News & Insights

Women’s employment worse than four years ago

Jonathan Weisman of New York Times analyzes how economic recovery yields few benefits for the voters Democrats rely on. Moreover how there is little difference between the perception of Democrats and Republicans when it comes to class issues in the United States today. He writes: “Consider women, whose unemployment rate stood at 8.1 percent, up almost two percentage points from when Mr. Obama took office, as they weighed whether to vote in the midterms of 2010. Today, it is 5.7 percent, a seemingly shining number for Democrats desperate to widen the gender gap.

But while the number of women out of work appears to be much improved, the number of women employed compared with the total female population is 55.2 percent, actually worse than it was in October 2010. Progress, in fact, is a mirage, the product of what economists call the disappearing work force: people giving up and dropping out. …. Voters with family incomes below $30,000 backed Mr.

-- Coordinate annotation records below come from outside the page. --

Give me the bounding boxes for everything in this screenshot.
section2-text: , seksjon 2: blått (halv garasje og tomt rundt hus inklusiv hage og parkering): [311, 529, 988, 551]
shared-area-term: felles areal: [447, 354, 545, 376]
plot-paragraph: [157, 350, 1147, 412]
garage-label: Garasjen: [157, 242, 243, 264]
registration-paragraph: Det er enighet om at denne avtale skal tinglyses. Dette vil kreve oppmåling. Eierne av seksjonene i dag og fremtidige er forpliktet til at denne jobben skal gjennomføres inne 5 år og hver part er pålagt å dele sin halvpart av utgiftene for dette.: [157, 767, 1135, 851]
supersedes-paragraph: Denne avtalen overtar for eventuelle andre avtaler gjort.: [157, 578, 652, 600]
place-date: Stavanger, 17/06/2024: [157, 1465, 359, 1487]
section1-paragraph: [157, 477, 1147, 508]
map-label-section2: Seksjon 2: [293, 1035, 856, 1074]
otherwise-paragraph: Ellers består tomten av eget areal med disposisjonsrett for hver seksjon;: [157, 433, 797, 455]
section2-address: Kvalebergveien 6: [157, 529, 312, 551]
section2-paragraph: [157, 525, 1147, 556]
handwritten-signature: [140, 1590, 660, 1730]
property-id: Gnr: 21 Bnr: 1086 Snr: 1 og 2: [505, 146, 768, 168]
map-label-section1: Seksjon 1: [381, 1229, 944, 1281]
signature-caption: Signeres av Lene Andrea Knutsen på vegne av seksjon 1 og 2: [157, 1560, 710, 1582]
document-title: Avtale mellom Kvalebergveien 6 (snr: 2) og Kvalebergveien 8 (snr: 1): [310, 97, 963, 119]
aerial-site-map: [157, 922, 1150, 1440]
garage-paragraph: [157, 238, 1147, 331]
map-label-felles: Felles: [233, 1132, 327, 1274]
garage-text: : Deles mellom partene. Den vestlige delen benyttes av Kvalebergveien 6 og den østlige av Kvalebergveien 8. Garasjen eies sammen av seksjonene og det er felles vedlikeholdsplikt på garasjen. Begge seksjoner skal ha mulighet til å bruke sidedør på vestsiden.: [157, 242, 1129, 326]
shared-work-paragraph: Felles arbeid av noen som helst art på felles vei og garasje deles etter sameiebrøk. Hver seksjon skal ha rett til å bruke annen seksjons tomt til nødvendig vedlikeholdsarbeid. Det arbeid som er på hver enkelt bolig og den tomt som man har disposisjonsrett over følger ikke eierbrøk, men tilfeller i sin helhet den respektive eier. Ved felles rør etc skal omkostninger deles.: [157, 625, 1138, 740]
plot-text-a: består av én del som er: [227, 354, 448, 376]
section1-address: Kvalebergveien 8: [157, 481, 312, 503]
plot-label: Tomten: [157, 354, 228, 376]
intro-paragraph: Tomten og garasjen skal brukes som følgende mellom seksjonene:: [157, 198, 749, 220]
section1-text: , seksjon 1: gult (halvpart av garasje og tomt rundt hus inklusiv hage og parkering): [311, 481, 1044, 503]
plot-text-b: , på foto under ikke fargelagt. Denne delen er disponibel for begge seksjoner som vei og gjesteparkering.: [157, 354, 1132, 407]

Obama against Mitt Romney 63 percent to 35 percent in 2012, according to exit polls conducted by Edison Research. According to a Pew Research Center poll conducted in late April, 46 percent of such voters said they would vote for a Democrat running for Congress, versus 43 percent who would vote Republican. Women between the ages of 18 and 49 would back a Democrat over a Republican for Congress 48 percent to 42 percent, much narrower than the gap of 59 percent to 39 percent that Mr. Obama enjoyed.

In contrast, Democratic prospects have improved among those who are better off. Voters with incomes over $100,000 backed Mr. Romney 54 percent to Mr. Obama’s 44 percent in 2012. In an ABC News/Washington Post poll conducted in April, voters with incomes over $100,000 would back a Republican over a Democrat for Congress 46 percent to 44 percent.”